Мне пока гораздо важней указать на другое: у Гольдциэра (я беру его как основной символ историко-эволюционистского направления15 и потому, анализируя его методолого-методические воззрения, подразумеваю одновременно – за исключением особо оговоренных случаев – и это направление в целом) вырывается на передний план интенция, – никоим образом, впрочем, теоретически не рефлектирования – не только конституировать «одно сущее» – «Ислам»16 – через отношение к другому17, но и автономно интерпретировать Ислам как такой объект, глубинные характеристики которого в принципе независимы от различных специфичностей его носителей.

Этим вовсе не снимается проблема взаимоотношения исламско-религиозной системы и социальных факторов – социальной дифференциации ислама, особенностей создаваемых им коммуникационных ситуаций, роли тех или иных социальных слоев и групп в активизации (или нейтрализации, ослаблении) всевозможных идейных течений под знаменем ислама и т. п.
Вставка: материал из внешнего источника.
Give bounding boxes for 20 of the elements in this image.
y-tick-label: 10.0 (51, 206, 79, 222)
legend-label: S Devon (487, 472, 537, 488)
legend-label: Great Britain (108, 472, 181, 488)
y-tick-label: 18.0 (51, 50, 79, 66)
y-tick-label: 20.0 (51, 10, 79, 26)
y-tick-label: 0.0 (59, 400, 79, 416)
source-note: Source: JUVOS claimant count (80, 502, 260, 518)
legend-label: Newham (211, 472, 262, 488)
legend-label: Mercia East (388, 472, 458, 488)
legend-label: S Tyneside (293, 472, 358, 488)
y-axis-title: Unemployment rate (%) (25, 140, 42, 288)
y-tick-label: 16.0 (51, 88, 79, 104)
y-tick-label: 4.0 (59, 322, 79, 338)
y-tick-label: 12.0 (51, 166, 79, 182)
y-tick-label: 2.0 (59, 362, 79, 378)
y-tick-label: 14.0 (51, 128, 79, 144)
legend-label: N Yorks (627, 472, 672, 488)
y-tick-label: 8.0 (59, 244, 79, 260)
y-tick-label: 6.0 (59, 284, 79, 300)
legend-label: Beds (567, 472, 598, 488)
Сам же Гольдциэр великолепно показал сильное отражение политических и культурных антагонизмов в лоне раннего ислама на хадисо– и суннотворчестве; он отмечал, что социальная сущность идеи предопределения оказалась всего более приспособленной к тому, чтобы «держать народ в узде»18, и т. д. и т. д. Еще больше таких пассажей мы встретим у Бартольда (как-то раз с похвалой причислившего и Кремера19 – но явно по ошибке20 – к тем, кто признает «зависимость духовной жизни от материальной»).
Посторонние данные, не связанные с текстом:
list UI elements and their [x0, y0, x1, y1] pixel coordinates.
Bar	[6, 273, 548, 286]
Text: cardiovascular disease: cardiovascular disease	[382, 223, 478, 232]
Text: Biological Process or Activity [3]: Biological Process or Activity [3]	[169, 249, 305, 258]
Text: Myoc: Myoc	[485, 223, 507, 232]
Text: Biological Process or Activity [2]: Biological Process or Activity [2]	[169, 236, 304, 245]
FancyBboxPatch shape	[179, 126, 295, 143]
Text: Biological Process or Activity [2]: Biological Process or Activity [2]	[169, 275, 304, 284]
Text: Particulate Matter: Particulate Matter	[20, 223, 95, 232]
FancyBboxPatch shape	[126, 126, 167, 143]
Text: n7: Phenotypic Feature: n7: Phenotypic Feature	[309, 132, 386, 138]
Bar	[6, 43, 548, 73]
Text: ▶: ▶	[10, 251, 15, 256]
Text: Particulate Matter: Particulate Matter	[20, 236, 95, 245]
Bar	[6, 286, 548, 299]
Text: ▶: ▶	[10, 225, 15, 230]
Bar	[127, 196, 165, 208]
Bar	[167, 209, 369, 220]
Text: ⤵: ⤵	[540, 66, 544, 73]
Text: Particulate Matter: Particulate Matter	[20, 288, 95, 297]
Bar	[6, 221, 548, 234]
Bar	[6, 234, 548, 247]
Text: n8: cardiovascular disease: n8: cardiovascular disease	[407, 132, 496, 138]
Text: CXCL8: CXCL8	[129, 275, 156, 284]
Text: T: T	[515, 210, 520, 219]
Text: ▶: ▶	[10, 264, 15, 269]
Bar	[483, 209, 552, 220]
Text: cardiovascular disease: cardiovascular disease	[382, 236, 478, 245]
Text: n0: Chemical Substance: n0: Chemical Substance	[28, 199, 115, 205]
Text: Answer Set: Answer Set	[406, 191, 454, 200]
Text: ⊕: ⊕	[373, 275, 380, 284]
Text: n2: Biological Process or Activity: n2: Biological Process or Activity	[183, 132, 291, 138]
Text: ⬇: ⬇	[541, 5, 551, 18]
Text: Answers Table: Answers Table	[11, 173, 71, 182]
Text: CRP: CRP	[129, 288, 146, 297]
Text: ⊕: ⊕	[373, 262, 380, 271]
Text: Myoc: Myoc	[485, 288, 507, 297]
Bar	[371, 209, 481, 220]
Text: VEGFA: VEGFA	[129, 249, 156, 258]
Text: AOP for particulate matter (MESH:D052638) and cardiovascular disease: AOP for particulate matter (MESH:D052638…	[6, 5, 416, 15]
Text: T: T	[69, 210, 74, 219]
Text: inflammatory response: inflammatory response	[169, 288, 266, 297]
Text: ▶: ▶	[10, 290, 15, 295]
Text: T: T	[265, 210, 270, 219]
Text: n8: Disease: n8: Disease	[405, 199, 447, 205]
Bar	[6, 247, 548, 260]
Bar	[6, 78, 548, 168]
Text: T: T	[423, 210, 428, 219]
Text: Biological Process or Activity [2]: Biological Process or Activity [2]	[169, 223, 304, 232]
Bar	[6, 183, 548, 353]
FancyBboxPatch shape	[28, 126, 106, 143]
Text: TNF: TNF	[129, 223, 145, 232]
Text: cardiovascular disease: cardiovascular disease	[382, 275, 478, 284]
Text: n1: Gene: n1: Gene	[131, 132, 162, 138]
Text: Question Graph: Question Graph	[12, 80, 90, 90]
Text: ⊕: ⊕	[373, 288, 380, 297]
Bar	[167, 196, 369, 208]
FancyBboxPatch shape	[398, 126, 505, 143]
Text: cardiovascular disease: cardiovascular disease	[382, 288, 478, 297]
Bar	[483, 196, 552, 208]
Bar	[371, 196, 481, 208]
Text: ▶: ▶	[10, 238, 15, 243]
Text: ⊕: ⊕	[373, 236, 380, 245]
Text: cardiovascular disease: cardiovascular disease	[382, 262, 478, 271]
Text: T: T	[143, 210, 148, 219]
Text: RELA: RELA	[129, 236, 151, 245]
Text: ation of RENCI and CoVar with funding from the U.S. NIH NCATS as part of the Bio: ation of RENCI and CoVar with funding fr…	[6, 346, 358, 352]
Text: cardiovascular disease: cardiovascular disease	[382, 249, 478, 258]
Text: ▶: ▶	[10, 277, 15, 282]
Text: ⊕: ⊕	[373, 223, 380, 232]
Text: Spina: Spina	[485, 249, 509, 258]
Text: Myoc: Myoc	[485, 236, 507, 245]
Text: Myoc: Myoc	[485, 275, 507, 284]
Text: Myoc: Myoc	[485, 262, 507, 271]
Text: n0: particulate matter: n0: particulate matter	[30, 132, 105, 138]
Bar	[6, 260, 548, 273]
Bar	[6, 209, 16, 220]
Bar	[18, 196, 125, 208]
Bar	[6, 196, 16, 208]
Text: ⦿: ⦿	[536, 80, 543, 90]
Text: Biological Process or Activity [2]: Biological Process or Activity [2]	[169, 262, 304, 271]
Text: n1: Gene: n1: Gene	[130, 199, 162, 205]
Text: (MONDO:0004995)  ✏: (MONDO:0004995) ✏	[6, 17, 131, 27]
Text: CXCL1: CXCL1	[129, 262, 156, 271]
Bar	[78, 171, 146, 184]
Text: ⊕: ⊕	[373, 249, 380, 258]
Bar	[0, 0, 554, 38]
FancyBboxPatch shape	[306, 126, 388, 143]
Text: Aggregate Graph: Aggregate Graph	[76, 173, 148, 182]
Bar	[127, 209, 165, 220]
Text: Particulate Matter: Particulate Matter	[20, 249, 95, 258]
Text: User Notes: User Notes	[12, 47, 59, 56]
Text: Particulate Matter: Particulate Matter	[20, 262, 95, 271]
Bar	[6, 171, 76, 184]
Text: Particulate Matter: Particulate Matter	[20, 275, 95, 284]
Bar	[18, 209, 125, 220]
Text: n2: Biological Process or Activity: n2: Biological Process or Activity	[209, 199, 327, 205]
Но сказанное вовсе не противоречит линии – с уверенностью назову ее протоструктуралистской – на адекватное описание всех религий, в том числе и ислама, в терминах автономной структурной системы. Тем самым:

– отвергается идея корреляции между уровнем сложности понятийного, символического, метафизического компонентов Ислама – понимаемого как система – и уровнем культурного и социального развития его адептов;

– все решительней ставится под сомнение – как излишне жесткая – связка «Ислам – конкретный расовый дух»;

– значительно лишается своей былой силы представление о «нормативной религии» и сопутствующие ему контрастивные – или конфронтационные – сравнения, с характерными для них же резко экспрессивными образами;

– поэтому начинает наделяться особой ценностью все то, что можно счесть «объективизацией исследовательских методов и процедур»21, которые – имплицитно, по крайней мере, – ставят под сомнение классически компаративистское кредо, смотрящее на религии мира как на элементы единой протосистемы, подчиняющиеся в своем развитии универсальным закономерностям, обусловленным «внутренней природой» конкретного вероисповедания, а не его социальным и культурным статусом.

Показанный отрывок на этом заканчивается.